Acheter un appartement dans le 4e arrondissement de Paris : à quoi s’attendre ?

Partager l’article

Le 4e fait partie des arrondissements les plus chers de Paris en matière d’immobilier. Le m2 y est facturé en moyenne 11.000 euros, et peut monter jusqu’à plus de 18.000 euros à certaines adresses prestigieuses. Il est vrai que dans ce quartier chic et trendy mais également très touristique, la qualité de vie est au diapason.

Le quartier et les environs

Situé au cœur de la capitale, sur la rive droite de la Seine, le 4e arrondissement de Paris fait partie des quartiers les plus touristiques de Paris. Bien desservi par les transports publics, il abrite la Place des Vosges qu’il « partage » avec le 3e arrondissement, l’île Saint-Louis, une partie de l’île de la Cité ainsi qu’une partie du Marais pour ne citer que quelques sites prestigieux.

Des touristes du monde entier le sillonnent pour découvrir le Centre Georges Pompidou, la Cathédrale Notre-Dame ou bien encore la Maison de Victor Hugo. Avec ses ponts, ses petites rues bordées de restaurants « trendy » et de boutiques « chics », le 4e est également très agréable pour ceux qui aiment sortir, dîner dehors ou tout simplement se balader. Il se compose de quatre quartiers distincts : Arsenal, Notre-Dame, Saint-Gervais et Saint-Merri.

Panorama immobilier du 4e arrondissement

Environ 30.000 Parisiens vivent dans le 4e, dont la superficie est de 1,6 km2. Une population plutôt aisée, car cet arrondissement fait partie des plus chers de Paris en matière d’immobilier, avec le 6e et le 7e. Le prix moyen du m2 se situe autour de 12.700 euros, selon les dernières statistiques de la Chambre des Notaires de Paris.

Bien évidemment, pour vivre sur l’Ile Saint-Louis, il faudra consentir un petit effort financier supplémentaire. Notre-Dame est le plus cher (prix moyens) des quatre quartiers que compte l’arrondissement. Le plus accessible, environ 10.300 euros du m2 tout de même, est Saint-Merri. A la location, le m2 mensuel tourne autour de 34 euros, 37 euros pour les studios.

L’arrondissement abrite 22.500 logements, majoritairement de petites surfaces, les studios et les « deux-pièces » représentant 60% du parc immobilier et les « trois pièces », 20%.

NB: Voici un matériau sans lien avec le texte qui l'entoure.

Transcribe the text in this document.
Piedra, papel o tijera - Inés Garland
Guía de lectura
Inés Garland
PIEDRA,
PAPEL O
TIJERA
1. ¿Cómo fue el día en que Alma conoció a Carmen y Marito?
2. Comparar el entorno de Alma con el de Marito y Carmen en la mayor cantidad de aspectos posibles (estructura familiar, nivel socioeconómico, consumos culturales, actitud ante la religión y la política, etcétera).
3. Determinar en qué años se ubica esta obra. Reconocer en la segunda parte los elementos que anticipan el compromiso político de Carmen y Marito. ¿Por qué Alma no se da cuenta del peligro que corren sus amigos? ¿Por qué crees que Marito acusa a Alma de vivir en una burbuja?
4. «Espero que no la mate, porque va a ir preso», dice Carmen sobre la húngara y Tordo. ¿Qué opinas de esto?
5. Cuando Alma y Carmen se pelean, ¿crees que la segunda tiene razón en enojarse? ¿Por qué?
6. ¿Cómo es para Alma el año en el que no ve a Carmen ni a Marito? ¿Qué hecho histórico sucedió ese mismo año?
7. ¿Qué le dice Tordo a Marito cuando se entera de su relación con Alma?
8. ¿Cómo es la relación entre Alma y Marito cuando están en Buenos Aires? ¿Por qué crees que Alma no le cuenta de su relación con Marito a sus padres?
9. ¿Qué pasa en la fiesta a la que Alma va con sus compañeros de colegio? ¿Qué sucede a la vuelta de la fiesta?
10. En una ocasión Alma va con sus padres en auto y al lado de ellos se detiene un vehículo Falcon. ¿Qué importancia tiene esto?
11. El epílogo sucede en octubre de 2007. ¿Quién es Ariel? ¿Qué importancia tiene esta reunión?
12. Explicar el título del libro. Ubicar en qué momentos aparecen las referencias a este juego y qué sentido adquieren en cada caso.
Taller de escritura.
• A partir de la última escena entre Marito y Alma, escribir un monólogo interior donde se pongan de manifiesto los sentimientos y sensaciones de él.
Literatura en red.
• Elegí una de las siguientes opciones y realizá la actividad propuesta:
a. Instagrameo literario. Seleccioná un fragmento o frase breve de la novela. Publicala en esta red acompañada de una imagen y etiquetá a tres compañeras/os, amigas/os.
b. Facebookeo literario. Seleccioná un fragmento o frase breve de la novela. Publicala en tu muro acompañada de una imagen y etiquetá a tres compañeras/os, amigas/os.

Les projets impactant l’immobilier dans le 4e 

Ces dernières années, l’arrondissement a bénéficié de différents projets de réhabilitation. Lieu emblématique au cœur du Marais, le Village Saint Paul qui accueille des commerces orientés principalement vers les métiers de l’art, de la brocante et du design, a fait l’objet d’un programme de rénovation visant à améliorer la performance énergétique de nombreux bâtiments, à créer des espaces collectifs au services des occupants du « village » et à l’embellir.

La rue Rambuteau, qui accueille de nombreux commerces de bouche, a également entièrement été rénovée avec des trottoirs élargis, la création d’un double sens cyclable et la plantation d’arbres. Au registre des projets, la réhabilitation du Marché aux Fleurs figure au programme. En juin 2016, le maire du 4e, Christophe Girard y a confirmé une importante réhabilitation d’un montant de 1,5 million d’euros sans plus de précisions.

La « mise au vert » de l’arrondissement va également se poursuivre, au travers de différents projets de végétalisation, dans le cadre du budget participatif de Paris.  Le 4e est, bien entendu, concerné par la piétonisation et les aménagements, effectués ou encore à venir, de la rive droite de la Seine.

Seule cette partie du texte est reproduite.